Akibat beredar informasi yang kurang tepat ini, di sejumlah provinsi terjadi penolakan. Terutama Majelis Ulama Islam daerah atau tokoh-tokoh agama Islam. Contoh di provinsi Riau (26.70%), Sumatera Barat (27.30%) data per tanggal 24 September 2018. Bahkan ada provinsi yang Gubernurnya ikut menolak program nasional ini yaitu provinsi Aceh Darussalam. Plt Gubernur Nova Iriansyah justru yang menolak dilaksanakan program nasional imunisasi MR, sehingga akibatnya baru 4,94 persen anak yang terimunisasi (data 24/9).
Pada tanggal 20 Agustus 2018, sebenarnya MUI sudah mengeluarkan fatwa Nomor 33 tahun 2018 tentang Penggunaan Vaksin MR Produk SII untuk Imunisasi. Inti dari fatwa ini adalah memperbolehkan penggunaan vaksin SII dengan beberapa pertimbangan.
Imunisasi MR ini diperbolehkan karena memenuhi ketentuan darurat syariah, yaitu belum adanya alternatif vaksin yang halal sementara bila tidak diberikan justru menimbulkan bahaya sampai kecacatan maupun kehilangan nyawa seseorang. Ketua MUI (Majelis Ulama Indonesia) KH Maruf Amin saat konferensi pers tanggal 18 September 2018 di Kementerian Kominfo, mengatakan, "Melakukan imunisasi apabila karena ada bahaya penyakit, kecacatan. Bukan hanya boleh , tapi wajib. Menghilangkan bahaya itu adalah kewajiban."
Namun isu tidak halal ini terlanjur beredar luas. Keraguan banyak tokoh agama maupun masyarakat bahkan pejabat negara seperti di Aceh, membuat imunisasi MR melambat. Sampai per tanggal 1 Oktober, baru 1 provinsi yang mencapai/melebihi target 95 persen, yakni provinsi Papua Barat (96,59 persen). Sementara itu banyak provinsi yang capaiannya masih di bawah 50 persen, seperti Aceh, Sumatera Utara, Sumatera Barat, Riau, Kepulauan Riau, Bangka Belitung, Nusa Tenggara Barat, Kalimantan Selatan.
Meskipun masa imunisasi MR ini diperpanjang sampai 31 Oktober 2018, tetapi bila MUI Pusat bersama Kementerian Kesehatan tidak turun langsung ke provinsi-provinsi dan berdialog dengan tokoh agama maupun masyarakat, bisa jadi target ideal di akhir Oktober bisa dipastikan kembali tidak tercapai.
Data lain menunjukkan, Indonesia saat ini adalah termasuk 10 negara dalam jumlah terbesar kasus campak rubella.

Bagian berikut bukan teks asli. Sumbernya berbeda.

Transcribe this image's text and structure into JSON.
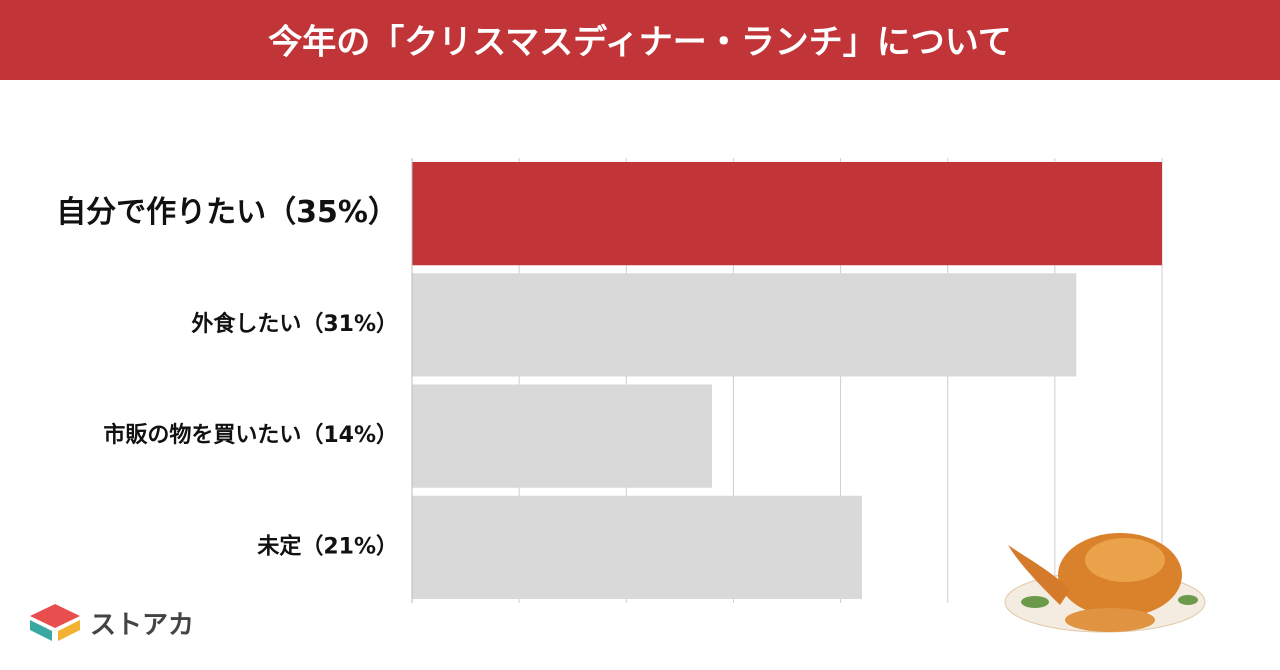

Regional Asia Tenggara dan regional Afrika adalah 2 regional terakhir di dunia yang belum terbebas dari MR. Belum terbebasnya Indonesia dari campak rubella, tentu memberi kekhawatiran negara-negara tetangga yang sudah terbebas. Karena bisa jadi mereka terjangkit kembali, ketika ada turis Indonesia berkunjung negara tersebut.
Sementara kawasan lain seperti Eropa, Pasifik Barat, bahkan Timur Tengah sudah terbebas dari campak rubella sejak tahun 2009. Negara Islam seperti Arab Saudi justru sudah terbebas dari virus ini karena menggunakan vaksin dari SII. "Di Arab Saudi sudah diterapkan kewajiban imunisasi sebagai syarat anak masuk sekolah,"kata Rahman Rustan, Direktur Biofarma ketika saat konferensi pers di Kementerian Kominfo (18/9).